FORD v. The STATE.
Travis Martel Ford was convicted by a jury of burglary and aggravated assault. He appeals following the denial of his motion and amended motion for new trial. We affirm.
In his sole enumeration of error on appeal, Ford argues that the State failed to disclose the deal it had made with one of his co-defendants, Jolandery Raines, who testified against Ford at trial. Ford argues that although Raines testified at trial that he had entered a guilty plea to the charges against him, and that the State had recommended a sentence of 20 years, 15 to serve, the witness had in fact made a different deal for a much lesser sentence. Ford argues that there is a reasonable likelihood that the outcome of the trial would have been different had the real deal with Raines been disclosed.
Under Brady v. Maryland, 373 U.S. 83, 83 S.Ct. 1194, 10 L.Ed.2d 215 (1963) and Giglio v. United States, 405 U.S. 150, 92 S.Ct. 763, 31 L.Ed.2d 104 (1972)
the State is required to disclose evidence favorable to the defendant when such evidence is material to guilt or punishment. This includes disclosure of impeachment evidence which could be used to show bias or interest on the part of a key State witness. Accordingly, the State is under a duty to reveal any agreement, even an informal one, with a witness concerning criminal charges pending against that witness, and a failure to disclose such an agreement constitutes a violation of the due process requirements of Brady, supra. Giglio, supra. In order to show that the State violated Brady by failing to reveal a deal with one of its witnesses, a defendant must show that the State possessed evidence of the deal; that the defendant did not possess the evidence nor could he obtain it himself with any reasonable diligence; that the State suppressed evidence of the deal; and that, had the evidence of the deal been disclosed to the defendant, there existed a reasonable probability that the result at trial would have been different. Burgeson v. State, 267 Ga. 102, 104, 475 S.E.2d 580 (1996). (Citations and punctuation omitted.) Ferguson v. State, 226 Ga.App. 681, 682-683, 487 S.E.2d 467 (1997). The burden is on the defendant to prove each of these elements. Zant v. Moon, 264 Ga. 93, 100, 440 S.E.2d 657 (1994).
Ragland v. State, 238 Ga.App. 664, 664-665, 519 S.E.2d 757 (1999).
In support of his contention that the State had a more favorable deal with Raines that it failed to disclose, Ford points to the lesser sentence that Raines in fact received,1 to equivocations and contradictions in Raines' testimony concerning his sentence at the motion for new trial hearing, to the fact that Raines was not sentenced until almost eight months after he pled guilty and testified at Ford's trial, and to the fact that he was sentenced by another judge in another circuit who was not familiar with Ford's trial or Raines' testimony concerning the sentence recommendation.

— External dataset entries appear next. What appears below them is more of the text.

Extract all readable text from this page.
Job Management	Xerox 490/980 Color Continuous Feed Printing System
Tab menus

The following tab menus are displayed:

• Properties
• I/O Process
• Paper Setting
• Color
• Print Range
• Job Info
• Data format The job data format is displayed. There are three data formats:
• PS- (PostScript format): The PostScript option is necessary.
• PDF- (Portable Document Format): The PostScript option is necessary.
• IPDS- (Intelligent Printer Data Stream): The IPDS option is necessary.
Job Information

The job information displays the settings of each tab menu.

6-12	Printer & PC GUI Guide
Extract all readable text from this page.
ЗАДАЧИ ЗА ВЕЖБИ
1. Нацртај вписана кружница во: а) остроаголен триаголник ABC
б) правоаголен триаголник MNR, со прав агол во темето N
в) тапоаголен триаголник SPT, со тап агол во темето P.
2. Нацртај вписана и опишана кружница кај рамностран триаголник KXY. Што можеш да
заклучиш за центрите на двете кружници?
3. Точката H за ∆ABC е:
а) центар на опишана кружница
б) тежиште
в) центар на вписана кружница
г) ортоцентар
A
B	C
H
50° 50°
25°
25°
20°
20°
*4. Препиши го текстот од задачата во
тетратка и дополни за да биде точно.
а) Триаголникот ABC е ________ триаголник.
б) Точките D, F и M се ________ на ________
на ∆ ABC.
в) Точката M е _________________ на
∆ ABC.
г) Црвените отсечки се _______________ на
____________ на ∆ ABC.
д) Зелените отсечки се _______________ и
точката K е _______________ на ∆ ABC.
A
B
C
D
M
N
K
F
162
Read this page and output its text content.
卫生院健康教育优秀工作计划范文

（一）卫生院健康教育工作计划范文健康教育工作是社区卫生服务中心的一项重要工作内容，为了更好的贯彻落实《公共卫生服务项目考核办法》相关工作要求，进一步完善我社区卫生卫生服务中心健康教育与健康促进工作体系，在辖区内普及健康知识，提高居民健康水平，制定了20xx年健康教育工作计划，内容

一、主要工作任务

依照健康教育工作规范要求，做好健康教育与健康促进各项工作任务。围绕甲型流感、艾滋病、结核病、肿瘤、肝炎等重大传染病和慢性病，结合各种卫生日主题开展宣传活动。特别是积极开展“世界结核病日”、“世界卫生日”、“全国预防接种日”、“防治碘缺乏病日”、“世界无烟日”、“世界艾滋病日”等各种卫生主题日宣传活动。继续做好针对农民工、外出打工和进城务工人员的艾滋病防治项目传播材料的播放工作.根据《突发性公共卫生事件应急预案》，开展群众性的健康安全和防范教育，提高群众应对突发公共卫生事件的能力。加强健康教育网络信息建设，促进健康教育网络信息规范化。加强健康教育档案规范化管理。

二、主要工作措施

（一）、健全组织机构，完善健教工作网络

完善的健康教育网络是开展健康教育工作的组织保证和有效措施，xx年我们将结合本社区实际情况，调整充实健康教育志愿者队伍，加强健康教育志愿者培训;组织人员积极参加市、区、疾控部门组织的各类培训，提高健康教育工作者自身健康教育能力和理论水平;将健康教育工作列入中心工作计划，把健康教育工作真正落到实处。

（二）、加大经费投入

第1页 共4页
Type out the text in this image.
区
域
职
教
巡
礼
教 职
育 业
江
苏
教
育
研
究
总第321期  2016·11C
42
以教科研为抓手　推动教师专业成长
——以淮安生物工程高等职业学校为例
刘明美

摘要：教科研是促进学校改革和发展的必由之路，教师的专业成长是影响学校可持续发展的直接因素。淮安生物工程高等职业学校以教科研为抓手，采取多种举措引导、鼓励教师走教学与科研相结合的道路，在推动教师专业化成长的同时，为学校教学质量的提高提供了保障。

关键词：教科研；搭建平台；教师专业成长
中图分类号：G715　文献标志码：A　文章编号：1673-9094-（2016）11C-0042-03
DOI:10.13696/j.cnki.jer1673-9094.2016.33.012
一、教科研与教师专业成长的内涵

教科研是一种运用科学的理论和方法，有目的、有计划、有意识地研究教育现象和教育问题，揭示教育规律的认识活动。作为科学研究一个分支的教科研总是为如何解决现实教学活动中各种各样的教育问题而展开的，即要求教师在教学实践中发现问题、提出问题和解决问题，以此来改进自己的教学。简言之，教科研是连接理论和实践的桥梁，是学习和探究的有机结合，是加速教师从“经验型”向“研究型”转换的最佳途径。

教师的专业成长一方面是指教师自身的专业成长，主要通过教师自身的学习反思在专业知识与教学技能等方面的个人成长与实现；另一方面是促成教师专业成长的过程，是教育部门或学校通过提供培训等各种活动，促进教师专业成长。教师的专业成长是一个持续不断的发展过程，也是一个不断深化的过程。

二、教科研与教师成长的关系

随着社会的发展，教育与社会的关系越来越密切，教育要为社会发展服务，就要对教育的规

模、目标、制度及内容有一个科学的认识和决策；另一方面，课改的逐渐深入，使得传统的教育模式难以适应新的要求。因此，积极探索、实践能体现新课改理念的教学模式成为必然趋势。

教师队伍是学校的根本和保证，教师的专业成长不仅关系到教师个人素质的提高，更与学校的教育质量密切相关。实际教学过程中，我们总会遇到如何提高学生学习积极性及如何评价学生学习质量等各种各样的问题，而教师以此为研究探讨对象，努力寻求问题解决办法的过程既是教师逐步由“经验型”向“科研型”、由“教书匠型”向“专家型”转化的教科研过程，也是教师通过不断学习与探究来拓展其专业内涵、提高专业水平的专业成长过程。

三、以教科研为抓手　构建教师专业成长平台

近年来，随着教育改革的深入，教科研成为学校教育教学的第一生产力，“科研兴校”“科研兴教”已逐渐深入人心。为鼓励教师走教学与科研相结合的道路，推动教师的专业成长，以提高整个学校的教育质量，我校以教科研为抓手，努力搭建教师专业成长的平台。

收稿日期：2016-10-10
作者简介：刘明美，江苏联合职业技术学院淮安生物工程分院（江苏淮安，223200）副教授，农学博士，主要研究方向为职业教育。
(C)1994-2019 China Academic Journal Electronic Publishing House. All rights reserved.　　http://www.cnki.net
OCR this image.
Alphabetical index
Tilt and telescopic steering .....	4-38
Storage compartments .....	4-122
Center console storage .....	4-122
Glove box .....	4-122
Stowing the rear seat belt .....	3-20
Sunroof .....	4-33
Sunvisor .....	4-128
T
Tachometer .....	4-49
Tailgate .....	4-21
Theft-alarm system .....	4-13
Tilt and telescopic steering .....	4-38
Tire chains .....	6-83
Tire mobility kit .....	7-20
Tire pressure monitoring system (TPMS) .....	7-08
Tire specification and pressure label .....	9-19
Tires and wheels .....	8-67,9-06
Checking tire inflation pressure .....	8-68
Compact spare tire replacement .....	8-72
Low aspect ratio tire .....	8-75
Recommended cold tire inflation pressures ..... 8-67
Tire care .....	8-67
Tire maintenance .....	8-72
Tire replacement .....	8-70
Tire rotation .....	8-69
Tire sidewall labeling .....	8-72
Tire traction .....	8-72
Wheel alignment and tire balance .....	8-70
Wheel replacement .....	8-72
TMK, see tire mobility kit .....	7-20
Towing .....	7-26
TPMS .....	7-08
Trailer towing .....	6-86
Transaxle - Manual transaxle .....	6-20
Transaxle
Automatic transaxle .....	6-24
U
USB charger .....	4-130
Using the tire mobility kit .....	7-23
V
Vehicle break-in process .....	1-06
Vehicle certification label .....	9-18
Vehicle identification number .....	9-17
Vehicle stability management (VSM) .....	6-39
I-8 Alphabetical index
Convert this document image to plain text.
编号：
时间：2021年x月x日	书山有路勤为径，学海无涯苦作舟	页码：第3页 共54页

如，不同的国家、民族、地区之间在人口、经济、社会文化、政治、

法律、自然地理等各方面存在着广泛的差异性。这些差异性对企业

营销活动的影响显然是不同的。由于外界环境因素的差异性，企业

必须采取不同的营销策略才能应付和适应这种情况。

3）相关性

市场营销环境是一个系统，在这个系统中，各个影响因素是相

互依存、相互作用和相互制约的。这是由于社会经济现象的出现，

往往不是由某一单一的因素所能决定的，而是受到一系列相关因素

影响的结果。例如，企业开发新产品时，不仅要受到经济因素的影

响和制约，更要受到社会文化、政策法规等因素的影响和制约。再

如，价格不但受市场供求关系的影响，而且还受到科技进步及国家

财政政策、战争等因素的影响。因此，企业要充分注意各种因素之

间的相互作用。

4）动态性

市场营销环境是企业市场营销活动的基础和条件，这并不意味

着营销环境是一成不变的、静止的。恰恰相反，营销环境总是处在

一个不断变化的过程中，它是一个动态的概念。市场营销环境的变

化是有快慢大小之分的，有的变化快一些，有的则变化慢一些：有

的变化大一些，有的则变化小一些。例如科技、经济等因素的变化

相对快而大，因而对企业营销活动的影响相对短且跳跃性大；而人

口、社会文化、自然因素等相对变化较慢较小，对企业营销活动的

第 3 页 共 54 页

At the motion for new trial hearing, the prosecuting attorney testified that Raines testified truthfully at trial concerning the sentence recommendation, and that “[t]here was absolutely no agreement other than 15 years to serve and then five on probation.” She testified, however, that at the time of sentencing the sheriff's office opposed the sentence and recommended that Raines should be sentenced more leniently and released based on time served. She further testified that although she did not agree with that recommendation and there were heated discussions concerning the sentence in chambers, she could not remember what she stated on the record. The transcript of the sentencing hearing shows that she did not make a specific recommendation about the sentence, but expressed that “prison time would be an appropriate sentence in a case such as this.” The sentencing transcript also corroborates her testimony that the sheriff requested leniency on Raines' behalf.
Moreover, although Raines' testimony at the new trial hearing was somewhat equivocal as to whether he believed at the time he testified at Ford's trial that he was going to prison, in response to further questioning by the trial court, he testified unequivocally that he understood that he had not been promised anything in return for his testimony, and that he understood that he had not been promised a specific sentence. As to the fact that Raines was sentenced by another judge, the trial judge stated on the record at the motion for new trial hearing that he had hip surgery after Ford's trial,2 and was incapacitated for a long period of time, during which time Raines was sentenced.
Based on these facts, we cannot say that the trial court erred by concluding that Ford failed to meet his burden of showing that the State had a more favorable, undisclosed deal with Raines. McWhorter v. State, 271 Ga. 461, 462(3), 519 S.E.2d 903 (1999); Serrate v. State, 268 Ga.App. 276, 279(3), 601 S.E.2d 766 (2004). It follows that Ford was not improperly denied a new trial on this basis.
1. Raines was given first offender treatment, and sentenced to two years: 250 days to serve, with credit given for time served, and the remainder of the sentence to be served on supervised probation.
2. Ford was tried and Raines initially entered his guilty plea in November 2001. The trial judge stated on the record that he had hip surgery the following February, and that he could not walk for seven months.
SMITH, P.J., and ELLINGTON, J., concur.